Having watched birtherism rise in the ranks of the GOP, many office holders chose to confront and denounce the conspiracy, accepting the ugly truth that their party’s base, commentators, and politicians were stoking the dangerous flames of a dubious conspiracy. For those that did it, it was easy to do at the time, although somewhat awkward because so many people believed in the conspiracy.
While birtherism is easily remembered today because Donald Trump was such a prominent pusher of the conspiracy, less so is the Bureau of Labor Statistics conspiracy a few years later. It goes a little something like this: Barack Obama was elected and birtherism didn’t stick, though it stuck around and does still to this day. Up for re-election in a slowly recovering economy following the great recession, Republicans began to sow doubts about the unemployment numbers provided by the Bureau of Labor Statistics. Even the great Jack Welch got behind it! Lots of others joined in. Especially Fox.
That conspiracy didn’t take root, probably because it was bonkers, and Barack Obama was re-elected.
Deterred by, well, nothing, that didn’t stop Trump a few years later while running for President to make a similar gambit about jobs numbers. Maybe you forgot about that too, after all that was 3 calendar years and 4,712* news cycles ago. (*=This is an approximation.)

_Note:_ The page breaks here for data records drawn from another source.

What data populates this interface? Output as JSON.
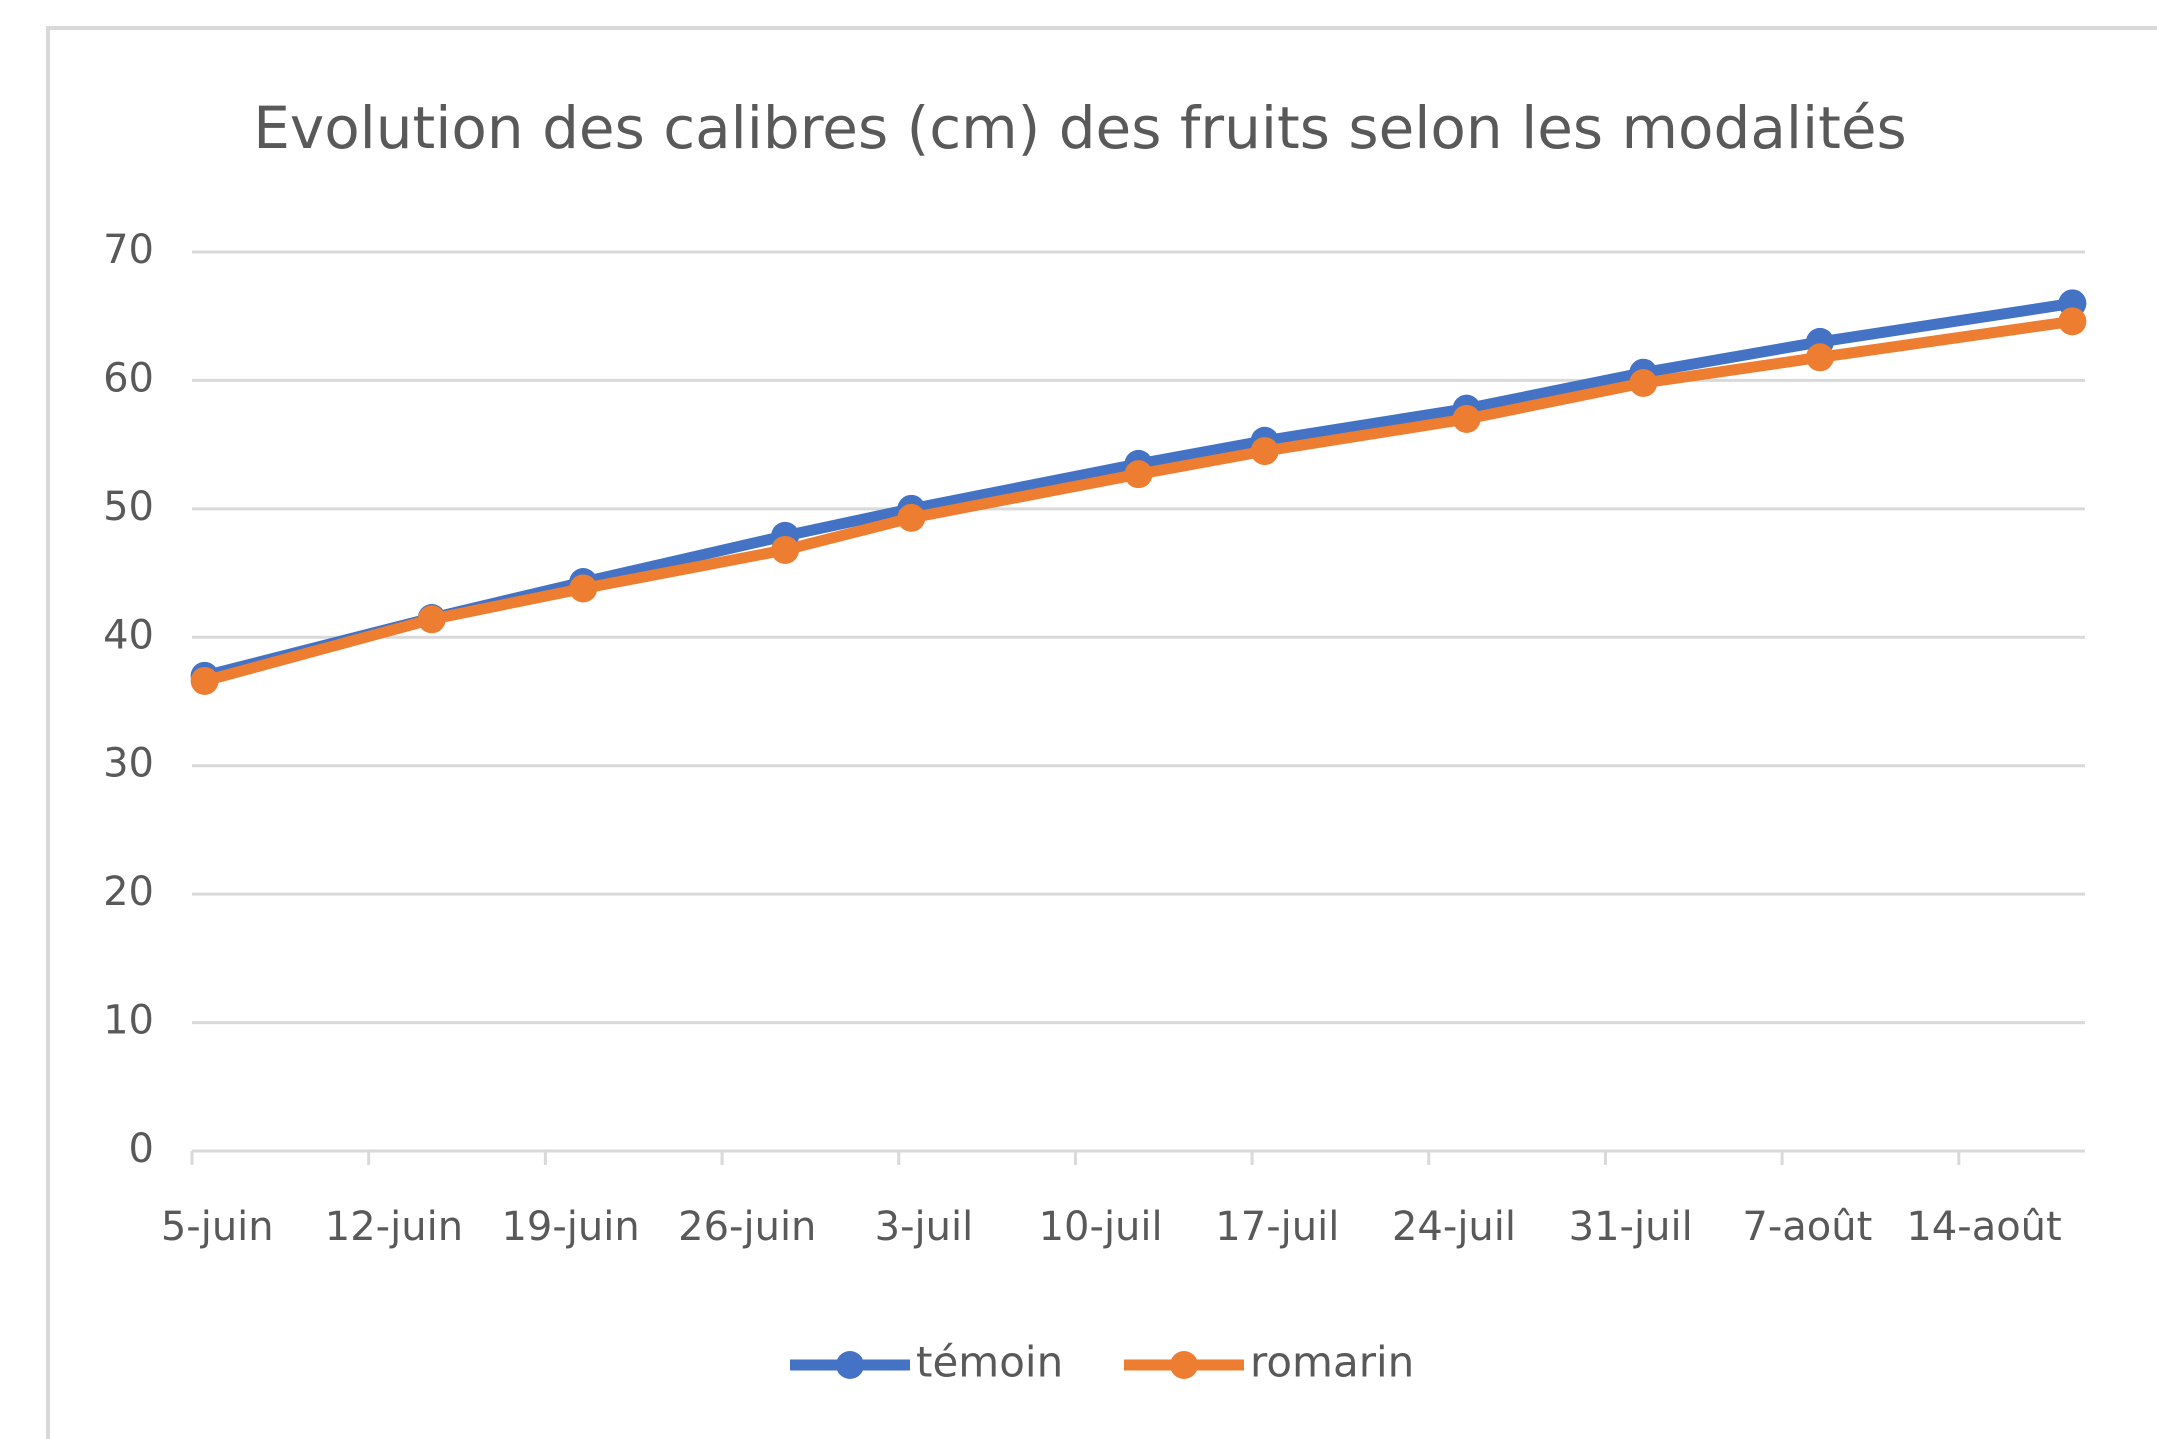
{
  "chart_data": {
    "type": "line",
    "title": "Evolution des calibres (cm) des fruits selon les modalités",
    "x": [
      "06-05",
      "06-14",
      "06-20",
      "06-28",
      "07-03",
      "07-12",
      "07-17",
      "07-25",
      "08-01",
      "08-08",
      "08-18"
    ],
    "series": [
      {
        "name": "témoin",
        "color": "#4472c4",
        "values": [
          37,
          41.5,
          44.3,
          47.9,
          50,
          53.5,
          55.3,
          57.8,
          60.6,
          63,
          66
        ]
      },
      {
        "name": "romarin",
        "color": "#ed7d31",
        "values": [
          36.6,
          41.4,
          43.8,
          46.8,
          49.3,
          52.7,
          54.5,
          57,
          59.8,
          61.8,
          64.6
        ]
      }
    ],
    "xlim": [
      "06-05",
      "08-19"
    ],
    "xticks": [
      {
        "value": "06-05",
        "label": "5-juin"
      },
      {
        "value": "06-12",
        "label": "12-juin"
      },
      {
        "value": "06-19",
        "label": "19-juin"
      },
      {
        "value": "06-26",
        "label": "26-juin"
      },
      {
        "value": "07-03",
        "label": "3-juil"
      },
      {
        "value": "07-10",
        "label": "10-juil"
      },
      {
        "value": "07-17",
        "label": "17-juil"
      },
      {
        "value": "07-24",
        "label": "24-juil"
      },
      {
        "value": "07-31",
        "label": "31-juil"
      },
      {
        "value": "08-07",
        "label": "7-août"
      },
      {
        "value": "08-14",
        "label": "14-août"
      }
    ],
    "ylim": [
      0,
      70
    ],
    "yticks": [
      0,
      10,
      20,
      30,
      40,
      50,
      60,
      70
    ],
    "grid": true,
    "legend": "bottom"
  }
}
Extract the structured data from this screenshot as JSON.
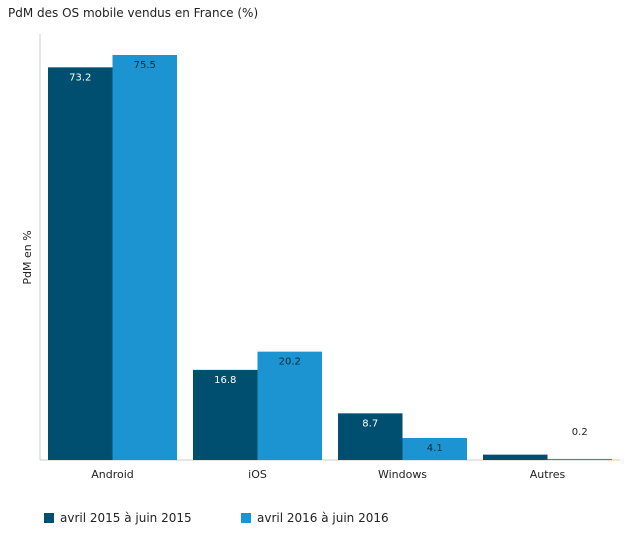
{
  "chart_data": {
    "type": "bar",
    "title": "PdM des OS mobile vendus en France (%)",
    "xlabel": "",
    "ylabel": "PdM en %",
    "categories": [
      "Android",
      "iOS",
      "Windows",
      "Autres"
    ],
    "series": [
      {
        "name": "avril 2015 à juin 2015",
        "values": [
          73.2,
          16.8,
          8.7,
          1.0
        ],
        "color": "#004f71",
        "labels": [
          "73.2",
          "16.8",
          "8.7",
          ""
        ]
      },
      {
        "name": "avril 2016 à juin 2016",
        "values": [
          75.5,
          20.2,
          4.1,
          0.2
        ],
        "color": "#1b94d1",
        "labels": [
          "75.5",
          "20.2",
          "4.1",
          "0.2"
        ]
      }
    ],
    "ylim": [
      0,
      75.5
    ],
    "grid": false,
    "legend_position": "bottom-left"
  }
}
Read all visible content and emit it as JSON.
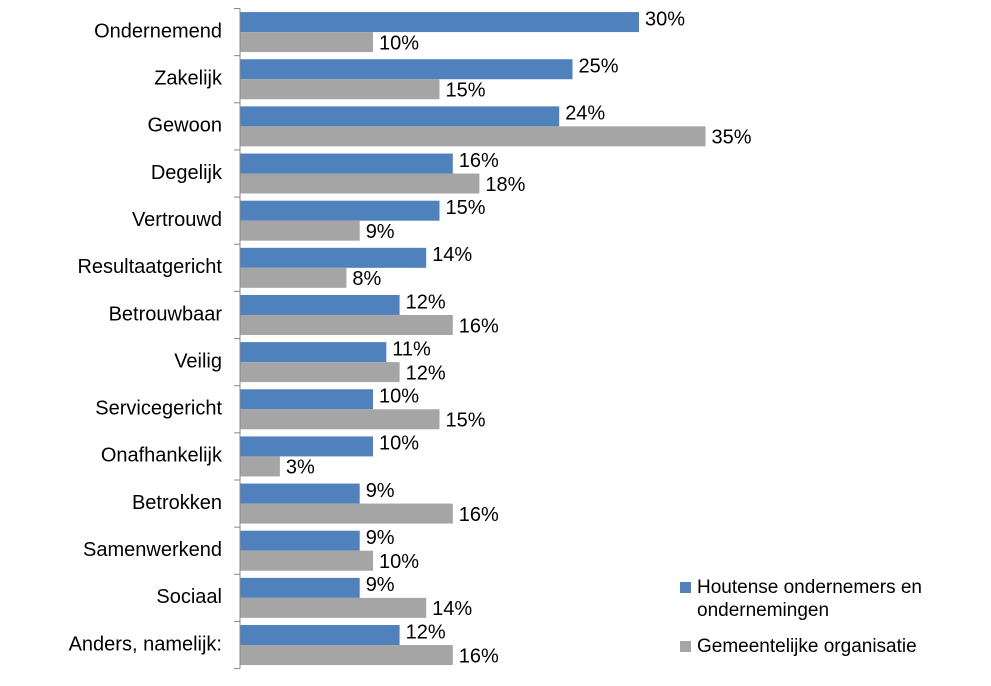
{
  "chart_data": {
    "type": "hbar",
    "categories": [
      "Ondernemend",
      "Zakelijk",
      "Gewoon",
      "Degelijk",
      "Vertrouwd",
      "Resultaatgericht",
      "Betrouwbaar",
      "Veilig",
      "Servicegericht",
      "Onafhankelijk",
      "Betrokken",
      "Samenwerkend",
      "Sociaal",
      "Anders, namelijk:"
    ],
    "series": [
      {
        "name": "Houtense ondernemers en ondernemingen",
        "color": "#4f81bd",
        "values": [
          30,
          25,
          24,
          16,
          15,
          14,
          12,
          11,
          10,
          10,
          9,
          9,
          9,
          12
        ],
        "value_labels": [
          "30%",
          "25%",
          "24%",
          "16%",
          "15%",
          "14%",
          "12%",
          "11%",
          "10%",
          "10%",
          "9%",
          "9%",
          "9%",
          "12%"
        ]
      },
      {
        "name": "Gemeentelijke organisatie",
        "color": "#a5a5a5",
        "values": [
          10,
          15,
          35,
          18,
          9,
          8,
          16,
          12,
          15,
          3,
          16,
          10,
          14,
          16
        ],
        "value_labels": [
          "10%",
          "15%",
          "35%",
          "18%",
          "9%",
          "8%",
          "16%",
          "12%",
          "15%",
          "3%",
          "16%",
          "10%",
          "14%",
          "16%"
        ]
      }
    ],
    "xlim": [
      0,
      40
    ],
    "legend": "bottom-right"
  }
}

What we see now from Republicans, in response to every-greater Trumpian recklessness, is strategic silence. It’s not total silence, mind you. There are so many things to point out among the many outrages of the day (on the left) that need tending to.
The new playbook is this: When Trump does something indefensibly stupid, maintain strategic silence, because Orange Man Good. Or, if not “good” (to the rare few who dare repeatedly admit it) the other guys are definitely worse.
Not surprisingly, strategic silence is the name of the game for most of the president’s supporters, or his anti-anti-defenders. And that’s cowardly. Not just because we probably know how they would have reacted if the other guy did it, but because it is fundamentally wrong.